Policy Opening: 10 trillion USD retirement funds may flow into the cryptocurrency market
A macro turning point has arrived.
The White House has just reviewed and approved a key proposal: allowing US 401(k) retirement plans to include cryptocurrencies as an investment option.
10 trillion USD of long-term capital has gained access at the policy level for the first time.
This is not short-term news; it is a structural change in the narrative of liquidity.

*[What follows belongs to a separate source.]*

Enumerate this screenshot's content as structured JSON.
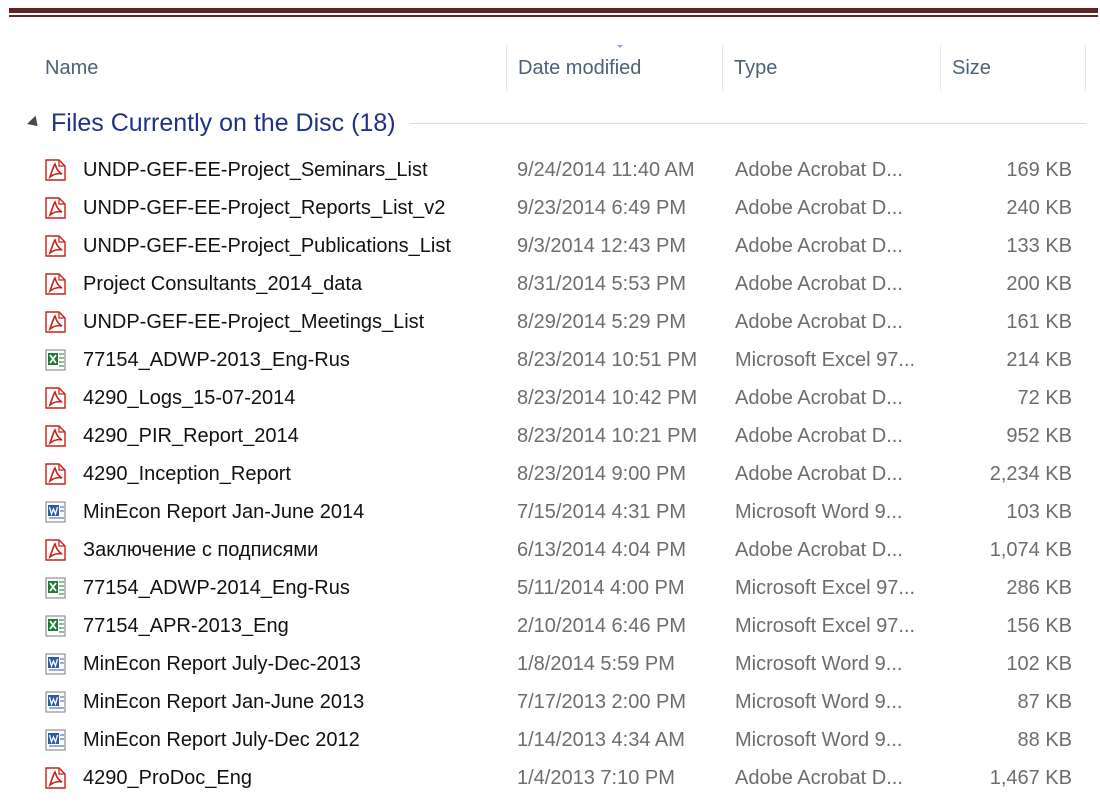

The policy dismantles the last wall, meaning the traditional financial system is systematically embracing crypto assets. Looking back at on-chain data: Bitcoin long-term holders are stabilizing their chips, exchange inventories are continuously declining, and stablecoins are quietly being issued—smart money has already laid its groundwork.
Once implemented, even if retirement funds allocate just 0.5%, it represents nearly 50 billion USD of long-term buying pressure. This will fundamentally alter the market structure: the bottom will rise, volatility will decrease, and BTC, ETH, and compliant assets will benefit first.
I made it clear at the beginning of the year: the core logic of this bull market is the opening of traditional capital entry. Today is strong evidence of this positioning.
Don’t be misled by short-term fluctuations. The real buying interest comes not only from ETFs but also from the upcoming “crypto allocation” option in ordinary people's pension accounts.
Hold your spot, stay patient.
While most are still debating the bull and bear, the gate that changes the game has quietly opened.